Nonostante l’alto tasso di incidenza di Omicron, che sta spingendo verso l’alto i dati sulle infezioni in tutto il mondo,  la sua bassa virulenza sta mettendo in discussione la strategia “solo vaccini” e dà speranza per un ritorno alla vita normale.  Un po’ di musica comincia a farsi sentire ovunque. Dopo Danimarca e Regno Unito  (ER: Vedi questo rapporto del Daily Sceptic del Regno Unito,  Covid Passes to be Scrapped Within Two Weeks ) , ora è il turno della Spagna di parlare.

“Verso la fine dell’eccezionalità”

Un  recente editoriale  su AMF (Actualizacion en Medicina de Familia), portavoce di semFYC, una delle tre maggiori associazioni di medici generici in Spagna, era intitolato “Verso la fine dell’eccezionalismo”. Il messaggio è chiaro:  “SARS-Cov-2 non scomparirà” e dobbiamo imparare a conviverci.  Pur promuovendo la vaccinazione per le persone vulnerabili, l’associazione  mette in guardia contro le incessanti dosi di richiamo  e assicura che “vaccinare l’intera popolazione, compresi i bambini e le persone a bassissimo rischio, non impedirà la circolazione del virus”. “C’è da aspettarsi che saremo tutti infettati ripetutamente attraverso il contatto ripetuto con il virus e che  questo migliorerà la nostra immunità individuale e collettiva”, dice.

Insomma, non abbiamo paura:  “È fondamentale ripristinare la vecchia normalità (senza mascherine o limitazioni all’interazione sociale), concentrando gli sforzi sulla protezione dei più vulnerabili”.  ( Non era questa l’essenza della Dichiarazione di Barrington?)

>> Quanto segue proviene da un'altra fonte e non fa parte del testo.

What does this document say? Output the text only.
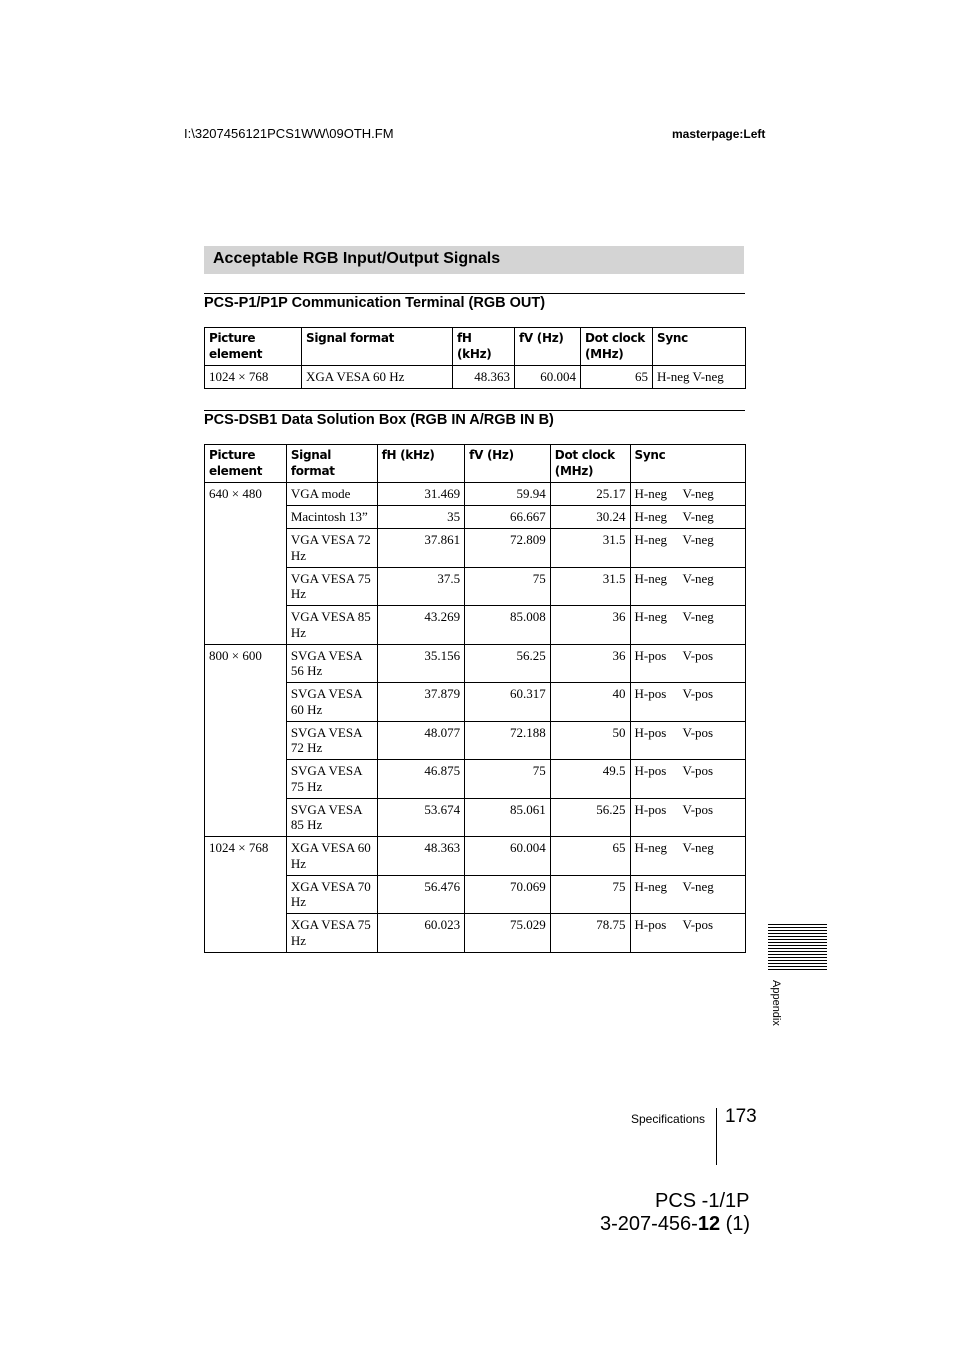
I:\3207456121PCS1WW\09OTH.FM	masterpage:Left
Acceptable RGB Input/Output Signals
PCS-P1/P1P Communication Terminal (RGB OUT)
Picture element	Signal format	fH (kHz)	fV (Hz)	Dot clock (MHz)	Sync
1024 × 768	XGA VESA 60 Hz	48.363	60.004	65	H-neg V-neg
PCS-DSB1 Data Solution Box (RGB IN A/RGB IN B)
Picture element	Signal format	fH (kHz)	fV (Hz)	Dot clock (MHz)	Sync
640 × 480	VGA mode	31.469	59.94	25.17	H-neg V-neg
	Macintosh 13”	35	66.667	30.24	H-neg V-neg
	VGA VESA 72 Hz	37.861	72.809	31.5	H-neg V-neg
	VGA VESA 75 Hz	37.5	75	31.5	H-neg V-neg
	VGA VESA 85 Hz	43.269	85.008	36	H-neg V-neg
800 × 600	SVGA VESA 56 Hz	35.156	56.25	36	H-pos V-pos
	SVGA VESA 60 Hz	37.879	60.317	40	H-pos V-pos
	SVGA VESA 72 Hz	48.077	72.188	50	H-pos V-pos
	SVGA VESA 75 Hz	46.875	75	49.5	H-pos V-pos
	SVGA VESA 85 Hz	53.674	85.061	56.25	H-pos V-pos
1024 × 768	XGA VESA 60 Hz	48.363	60.004	65	H-neg V-neg
	XGA VESA 70 Hz	56.476	70.069	75	H-neg V-neg
	XGA VESA 75 Hz	60.023	75.029	78.75	H-pos V-pos
Appendix
Specifications 173
PCS -1/1P
3-207-456-12 (1)
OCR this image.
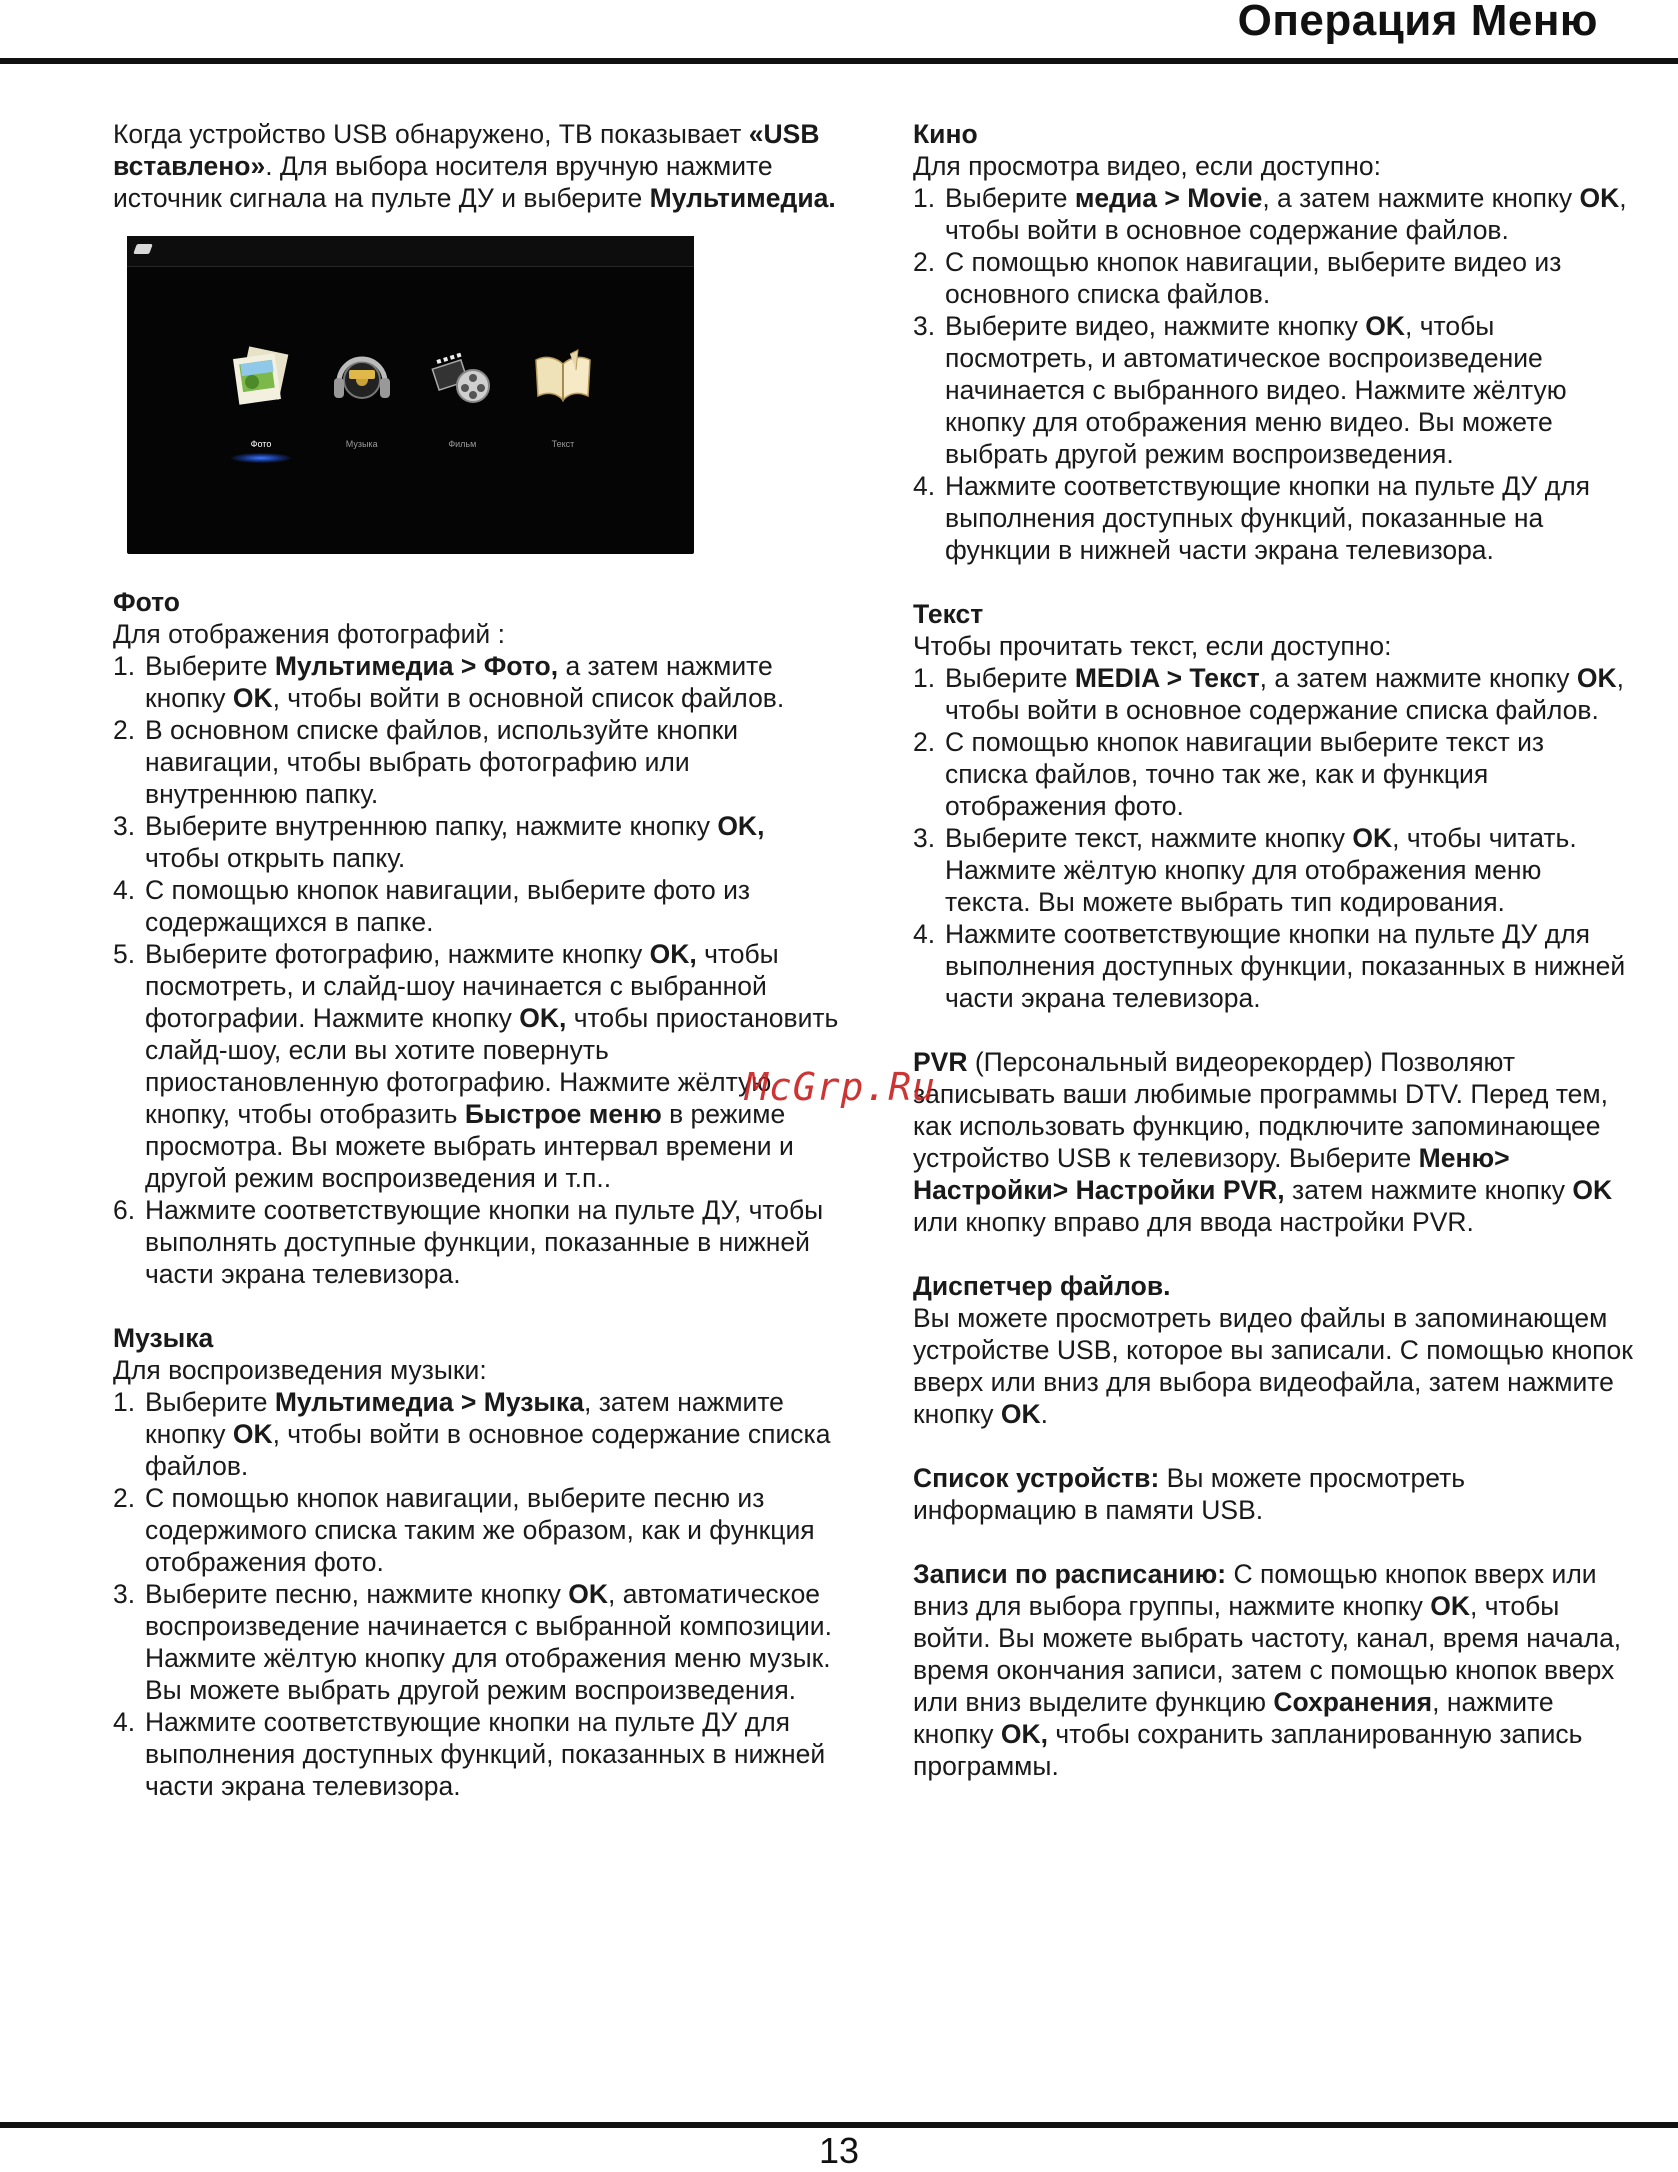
Операция Меню

Когда устройство USB обнаружено, ТВ показывает «USB вставлено». Для выбора носителя вручную нажмите источник сигнала на пульте ДУ и выберите Мультимедиа.

Фото	Музыка	Фильм	Текст

Фото

Для отображения фотографий :

1. Выберите Мультимедиа > Фото, а затем нажмите кнопку OK, чтобы войти в основной список файлов.
2. В основном списке файлов, используйте кнопки навигации, чтобы выбрать фотографию или внутреннюю папку.
3. Выберите внутреннюю папку, нажмите кнопку OK, чтобы открыть папку.
4. С помощью кнопок навигации, выберите фото из содержащихся в папке.
5. Выберите фотографию, нажмите кнопку OK, чтобы посмотреть, и слайд-шоу начинается с выбранной фотографии. Нажмите кнопку OK, чтобы приостановить слайд-шоу, если вы хотите повернуть приостановленную фотографию. Нажмите жёлтую кнопку, чтобы отобразить Быстрое меню в режиме просмотра. Вы можете выбрать интервал времени и другой режим воспроизведения и т.п..
6. Нажмите соответствующие кнопки на пульте ДУ, чтобы выполнять доступные функции, показанные в нижней части экрана телевизора.

Музыка

Для воспроизведения музыки:

1. Выберите Мультимедиа > Музыка, затем нажмите кнопку OK, чтобы войти в основное содержание списка файлов.
2. С помощью кнопок навигации, выберите песню из содержимого списка таким же образом, как и функция отображения фото.
3. Выберите песню, нажмите кнопку OK, автоматическое воспроизведение начинается с выбранной композиции. Нажмите жёлтую кнопку для отображения меню музык. Вы можете выбрать другой режим воспроизведения.
4. Нажмите соответствующие кнопки на пульте ДУ для выполнения доступных функций, показанных в нижней части экрана телевизора.

Кино

Для просмотра видео, если доступно:

1. Выберите медиа > Movie, а затем нажмите кнопку OK, чтобы войти в основное содержание файлов.
2. С помощью кнопок навигации, выберите видео из основного списка файлов.
3. Выберите видео, нажмите кнопку OK, чтобы посмотреть, и автоматическое воспроизведение начинается с выбранного видео. Нажмите жёлтую кнопку для отображения меню видео. Вы можете выбрать другой режим воспроизведения.
4. Нажмите соответствующие кнопки на пульте ДУ для выполнения доступных функций, показанные на функции в нижней части экрана телевизора.

Текст

Чтобы прочитать текст, если доступно:

1. Выберите MEDIA > Текст, а затем нажмите кнопку OK, чтобы войти в основное содержание списка файлов.
2. С помощью кнопок навигации выберите текст из списка файлов, точно так же, как и функция отображения фото.
3. Выберите текст, нажмите кнопку OK, чтобы читать. Нажмите жёлтую кнопку для отображения меню текста. Вы можете выбрать тип кодирования.
4. Нажмите соответствующие кнопки на пульте ДУ для выполнения доступных функции, показанных в нижней части экрана телевизора.

PVR (Персональный видеорекордер) Позволяют записывать ваши любимые программы DTV. Перед тем, как использовать функцию, подключите запоминающее устройство USB к телевизору. Выберите Меню> Настройки> Настройки PVR, затем нажмите кнопку OK или кнопку вправо для ввода настройки PVR.

Диспетчер файлов.

Вы можете просмотреть видео файлы в запоминающем устройстве USB, которое вы записали. С помощью кнопок вверх или вниз для выбора видеофайла, затем нажмите кнопку OK.

Список устройств: Вы можете просмотреть информацию в памяти USB.

Записи по расписанию: С помощью кнопок вверх или вниз для выбора группы, нажмите кнопку OK, чтобы войти. Вы можете выбрать частоту, канал, время начала, время окончания записи, затем с помощью кнопок вверх или вниз выделите функцию Сохранения, нажмите кнопку OK, чтобы сохранить запланированную запись программы.

McGrp.Ru
13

L’autore sottolinea anche il clima di ansia e deplora la colpa che ne è derivata:

“Un numero record di infezioni viene trasmesso in diretta, senza menzionare che la metà di esse è asintomatica… La paura è spesso associata al senso di colpa. Prendere o diffondere un virus respiratorio non è colpa di nessuno. 

Ha concluso:

“Il Covid-19 dovrebbe essere trattato come qualsiasi altra malattia. L’immunità acquisita e l’avvento della variante Omicron lo rendono possibile.

Aprire discussioni con i partner europei?

Il ministro della Salute spagnolo Carolina Darias vuole un cambio di strategia  e chiede al Centro europeo per la prevenzione e il controllo delle malattie (ECDC) di “aprire nuovi orizzonti”. Secondo lei, dato che la stragrande maggioranza delle infezioni è asintomatica e che solo le persone già a rischio sono ricoverate in ospedale,  “è necessario lo stesso sistema di sorveglianza dell’influenza”.

Sebbene non tutti i medici e gli epidemiologi siano d’accordo con questa analisi,  Les Echos riferisce  che  “alcune regioni spagnole hanno iniziato a fare progressi in questo settore e che il Centro nazionale di epidemiologia ha già preparato un piano pilota che potrebbe segnare la fine dei test sistematici”.